E’ una vicenda molto torbida su cui deve essere fatta assoluta chiarezza. Voglio esprimere anche in questo frangente la mia totale solidarietà nei confronti dei giornalisti illegalmente intercettati. La libertà di stampa, in particolare di inchiesta giornalistica su questioni che attengono i diritti fondamentali delle persone, è un bene che va difeso sempre, perché rappresenta uno dei pilastri di una democrazia, uno dei fondamenti dello Stato di diritto. Questa vicenda riporta a quel clima torbido di cui parlavo in precedenza, dentro il quale venivano messi in essere comportamenti lesivi della libertà e della dignità della libera stampa. Serve andare a fondo di questa vicenda delle intercettazioni e reagire con la massima durezza anche rispetto a coinvolgimenti di realtà istituzionali che potrebbero emergere pienamente, come in parte soni già emersi. Occorre uno sforzo anche delle istituzioni politiche, per mettere in evidenza di fronte all’opinione pubblica la gravità di quello che è stato fatto, perché non può essere sottovalutato.

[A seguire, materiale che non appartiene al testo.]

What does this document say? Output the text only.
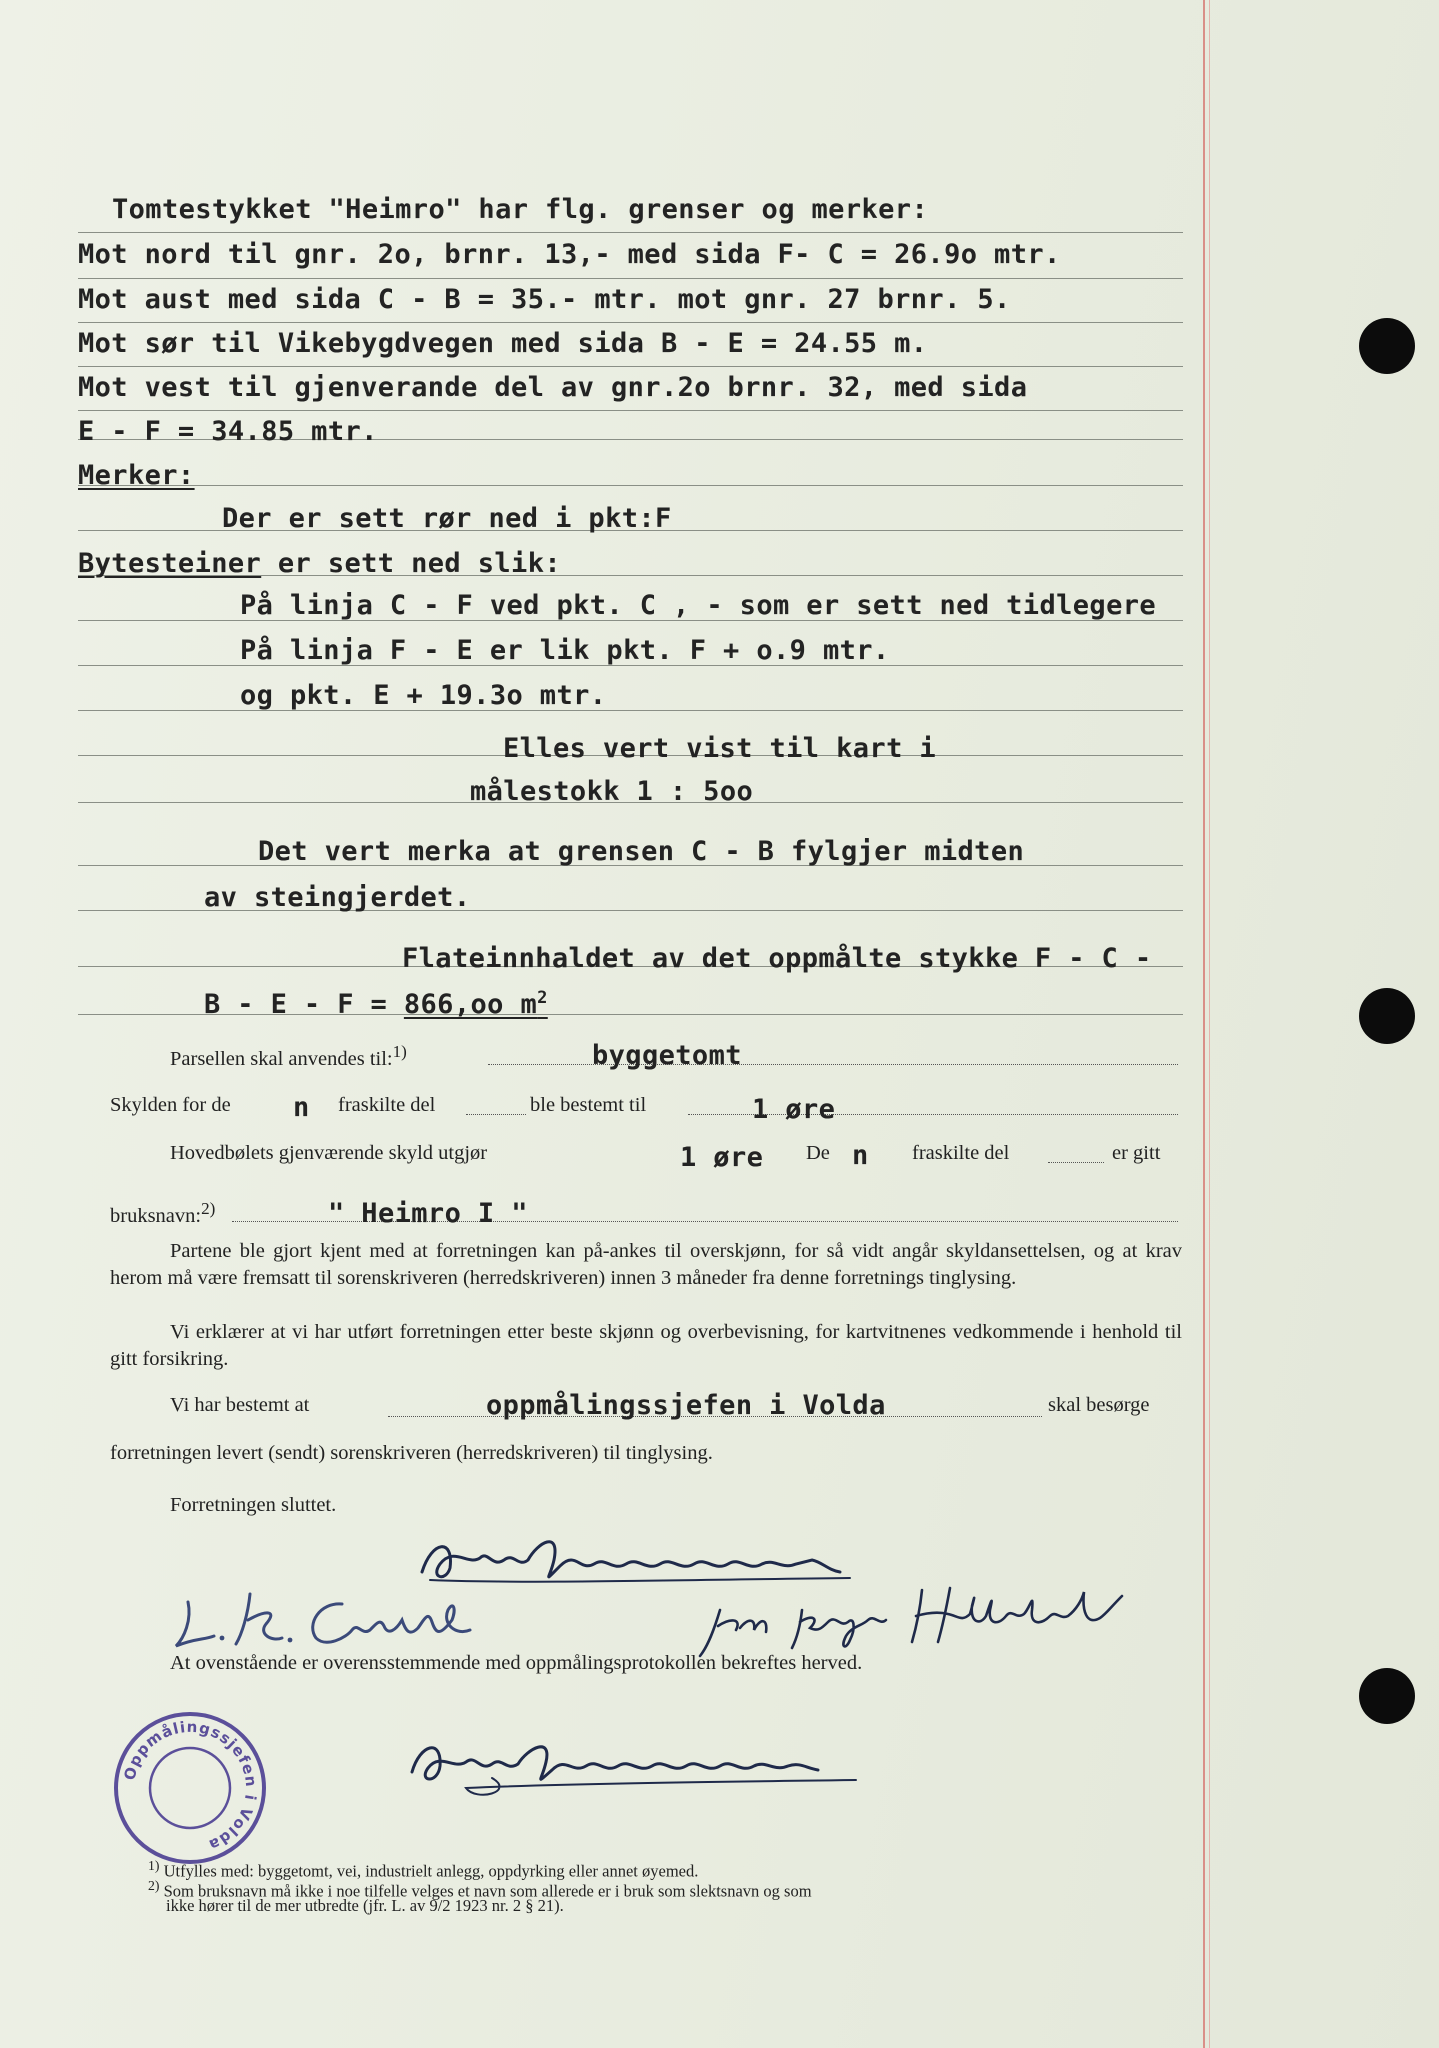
Tomtestykket "Heimro" har flg. grenser og merker:
Mot nord til gnr. 2o, brnr. 13,- med sida F- C = 26.9o mtr.
Mot aust med sida C - B = 35.- mtr. mot gnr. 27 brnr. 5.
Mot sør til Vikebygdvegen med sida B - E = 24.55 m.
Mot vest til gjenverande del av gnr.2o brnr. 32, med sida
E - F = 34.85 mtr.
Merker:
Der er sett rør ned i pkt:F
Bytesteiner er sett ned slik:
På linja C - F ved pkt. C , - som er sett ned tidlegere
På linja F - E er lik pkt. F + o.9 mtr.
og pkt. E + 19.3o mtr.
Elles vert vist til kart i
målestokk 1 : 5oo
Det vert merka at grensen C - B fylgjer midten
av steingjerdet.
Flateinnhaldet av det oppmålte stykke F - C -
B - E - F = 866,oo $m^2$
Parsellen skal anvendes til:$^{1)}$	byggetomt
Skylden for de n fraskilte del	ble bestemt til	1 øre
Hovedbølets gjenværende skyld utgjør	1 øre De n fraskilte del	er gitt
bruksnavn:$^{2)}$	" Heimro I "
Partene ble gjort kjent med at forretningen kan på-ankes til overskjønn, for så vidt angår skyldansettelsen, og at krav herom må være fremsatt til sorenskriveren (herredskriveren) innen 3 måneder fra denne forretnings tinglysing.
Vi erklærer at vi har utført forretningen etter beste skjønn og overbevisning, for kartvitnenes vedkommende i henhold til gitt forsikring.
Vi har bestemt at	oppmålingssjefen i Volda	skal besørge
forretningen levert (sendt) sorenskriveren (herredskriveren) til tinglysing.
Forretningen sluttet.
At ovenstående er overensstemmende med oppmålingsprotokollen bekreftes herved.
Oppmålingssjefen i Volda
$^{1)}$ Utfylles med: byggetomt, vei, industrielt anlegg, oppdyrking eller annet øyemed.
$^{2)}$ Som bruksnavn må ikke i noe tilfelle velges et navn som allerede er i bruk som slektsnavn og som
ikke hører til de mer utbredte (jfr. L. av 9/2 1923 nr. 2 § 21).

 Il Parlamento europeo ultimamente ha votato risoluzioni molto importanti per ciò che concerne la difesa dei diritti umani, indicando anche la necessità di un’azione sanzionatoria nei confronti di quei regimi che quei diritti calpestano quotidianamente. Indicazioni che però i governi nazionali, anche quello italiano, stentano a recepire e tradurre in atti conseguenti.

A mio modo di vedere il nostro Paese deve assolutamente porsi il problema di come agire rispetto ai rapporti con Paesi come l’Egitto, prima di tutto per la vicenda Regeni e per quella che riguarda Patrick Zaki. Un discorso che investe anche la Turchia, su cui sono state dette parole forti da Mario Draghi. Parole che devono però tradursi in una iniziativa. Io sono convinto che sia sul fronte egiziano sia su quello turco, per citare due casi oggetto di pronunce recenti del Parlamento europeo, è necessaria e urgente una iniziativa politica che deve essere portata a livello europeo. Perché non c’è la possibilità di agire, se non marginalmente, cosa che comunque andrebbe fatta di più di quanto sin qui è avvenuto, a livello di singoli Stati. L’azione di tutela dei diritti umani laddove vengono brutalmente repressi deve vedere impegnata l’Unione europea in quanto tale. Penso, nel caso dell’Egitto, a uno sganciamento selettivo su alcuni progetti, per dare un segnale politico di fronte alla mancanza di cooperazione che riguarda la vicenda giudiziaria che riguarda il caso Regeni. Un caso che investe non solo l’Italia ma l’Europa. E a questo livello che va rilanciata una iniziativa forte e condivisa nei confronti delle autorità egiziane. La svolta può avvenire soltanto costruendo un impegno europeo più forte sul rispetto dei diritti umani, delle convenzioni internazionali (pensiamo da ultimo il caso della Turchia, con il governo di Ankara che decide di uscire dalla Convenzione di Istanbul sulla violenza contro le donne). E già nelle prossime settimane vi sarà un’occasione importante per lanciare un segnale in questa direzione….

A cosa si riferisce?

Il 9 maggio avrà inizio la conferenza sul futuro dell’Unione europea. Un evento importante, nel quale si discuterà del futuro dell’Europa, dei motivi dello stare insieme nell’Ue. Oltre a temi scontati, per ovvie ragioni, di cui si discuterà, come sarà l’unione sanitaria europea, la costruzione di una unione della salute, ma anche della transizione ecologica, di come rafforzare lo sviluppo sostenibile. Ecco, oltre a questi temi di straordinaria rilevanza e attualità, penso che anche il tema di una più forte e unitaria voce in politica estera dell’Unione europea debba rientrare a pieno titolo ai primi posti nell’agenda della “Nuova Europa”. Dico questo anche perché sono convinto che i cittadini europei vogliano una Europa che parla di più con una voce sola, specialmente di fronte ai dittatori o aspiranti tali.